I can see data continually changing on one of the charastics:
I can also write data to the other characteristic:
But I'm not certain what to send. Do I send a command in HEX followed by the parameters for MQTT IP/Port in UTF8? Does everything need to be converted to HEX and sent in a single write? This is where my understanding of BLE is limited...
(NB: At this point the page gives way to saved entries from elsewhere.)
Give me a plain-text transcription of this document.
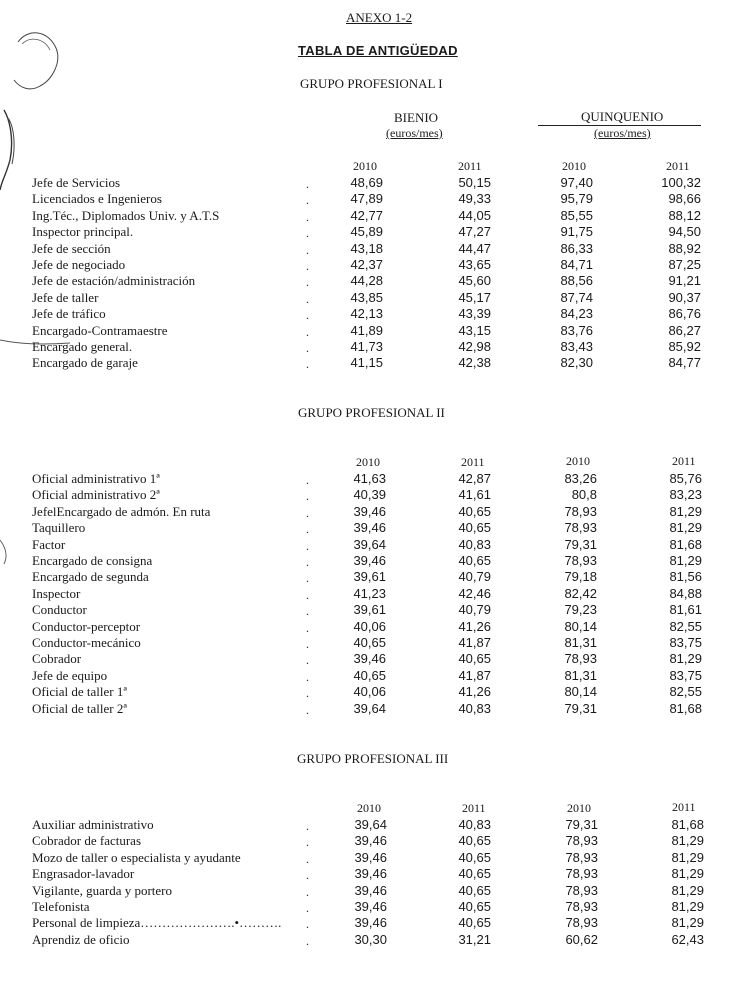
ANEXO 1-2
TABLA DE ANTIGÜEDAD
BIENIO
(euros/mes)
QUINQUENIO
(euros/mes)
GRUPO PROFESIONAL I
2010	2011	2010	2011
Jefe de Servicios	.	48,69	50,15	97,40	100,32
Licenciados e Ingenieros	.	47,89	49,33	95,79	98,66
Ing.Téc., Diplomados Univ. y A.T.S	.	42,77	44,05	85,55	88,12
Inspector principal.	.	45,89	47,27	91,75	94,50
Jefe de sección	.	43,18	44,47	86,33	88,92
Jefe de negociado	.	42,37	43,65	84,71	87,25
Jefe de estación/administración	.	44,28	45,60	88,56	91,21
Jefe de taller	.	43,85	45,17	87,74	90,37
Jefe de tráfico	.	42,13	43,39	84,23	86,76
Encargado-Contramaestre	.	41,89	43,15	83,76	86,27
Encargado general.	.	41,73	42,98	83,43	85,92
Encargado de garaje	.	41,15	42,38	82,30	84,77
GRUPO PROFESIONAL II
2010	2011	2010	2011
Oficial administrativo 1ª	.	41,63	42,87	83,26	85,76
Oficial administrativo 2ª	.	40,39	41,61	80,8	83,23
JefelEncargado de admón. En ruta	.	39,46	40,65	78,93	81,29
Taquillero	.	39,46	40,65	78,93	81,29
Factor	.	39,64	40,83	79,31	81,68
Encargado de consigna	.	39,46	40,65	78,93	81,29
Encargado de segunda	.	39,61	40,79	79,18	81,56
Inspector	.	41,23	42,46	82,42	84,88
Conductor	.	39,61	40,79	79,23	81,61
Conductor-perceptor	.	40,06	41,26	80,14	82,55
Conductor-mecánico	.	40,65	41,87	81,31	83,75
Cobrador	.	39,46	40,65	78,93	81,29
Jefe de equipo	.	40,65	41,87	81,31	83,75
Oficial de taller 1ª	.	40,06	41,26	80,14	82,55
Oficial de taller 2ª	.	39,64	40,83	79,31	81,68
GRUPO PROFESIONAL III
2010	2011	2010	2011
Auxiliar administrativo	.	39,64	40,83	79,31	81,68
Cobrador de facturas	.	39,46	40,65	78,93	81,29
Mozo de taller o especialista y ayudante	.	39,46	40,65	78,93	81,29
Engrasador-lavador	.	39,46	40,65	78,93	81,29
Vigilante, guarda y portero	.	39,46	40,65	78,93	81,29
Telefonista	.	39,46	40,65	78,93	81,29
Personal de limpieza………………….•………. .	39,46	40,65	78,93	81,29
Aprendiz de oficio	.	30,30	31,21	60,62	62,43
what does the android program do: 1 - increases mtu (read the beginning of the topic) without this, commands that do not fit into one package will not be accepted. and the necessary command just does not fit. 2 - sends a command to the connection in which it changes the url of the certificate (read the beginning of the topic) TO YOUR OWN one, which is listening! (For interception!) 2.1 command is a set of bytes - there is a data structure, it is described. there is a header, command, checksum, data. yes - the text is transmitted as utf8 bytes. there is a description of how to count two types of checksums. Do you collect all this with a script too? 3 - INTERCEPTS! request. (what script are you going to do it with???) a script that will raise the local site? 4 - sends the request to a real server to get a real answer. 5 - replaces the mqtt server in the response and sends it to the device. With apparent simplicity for the user, everything is not at all simple. Ble, commands, connection etc... please read the main topic, review code etc.. https://github.com/nielsole/ecoflow-bt-reverse-engineering/blob/master/experimental/main.py
I in this topic proceed from the fact that the person already knows all this. here, so not everything is simple, so as not to interfere with elementary explanations here. Behind all this, the essence and meaning is lost.
Yes, you can send comand in single write in hex .. this is usb off. : aa 02 01 00 a0 0d 00 00 00 00 00 00 21 02 20 22 00 d7 46 a dynamically changing characteristic is just a stream of data about itself, parameters, etc., that the device gives.
So? me to describe the structure, basic principles, logic, calculation with explanations of what each byte means, why this way and not otherwise .. ? Can I explain why you can not cross out anything on your screenshots, since these are common basic interfaces and just a data set that does not contain anything personal? are you sure that this topic (not for every programmer) should also contain similar explanations? Mmmm....
Needed normal Python or Java developer, and all will be done for crossplatforms, etc. or people find it difficult or not interesting :)
@ipalchuk Thank you for added explanations. I redacted certain numbers in the screen shots as I did not know what may or may not be personal (still learning about all of this).
If I am understanding correctly, part of the process is to setup a web server that will answer the HTTP query for MQTT by pointing to the URL/port of my local MQTT server and what is being sent over BLE is a command pointing to the URL of that local HTTP server (intercept). Is that correct? If so that may be part of what I was not understanding in the sequence.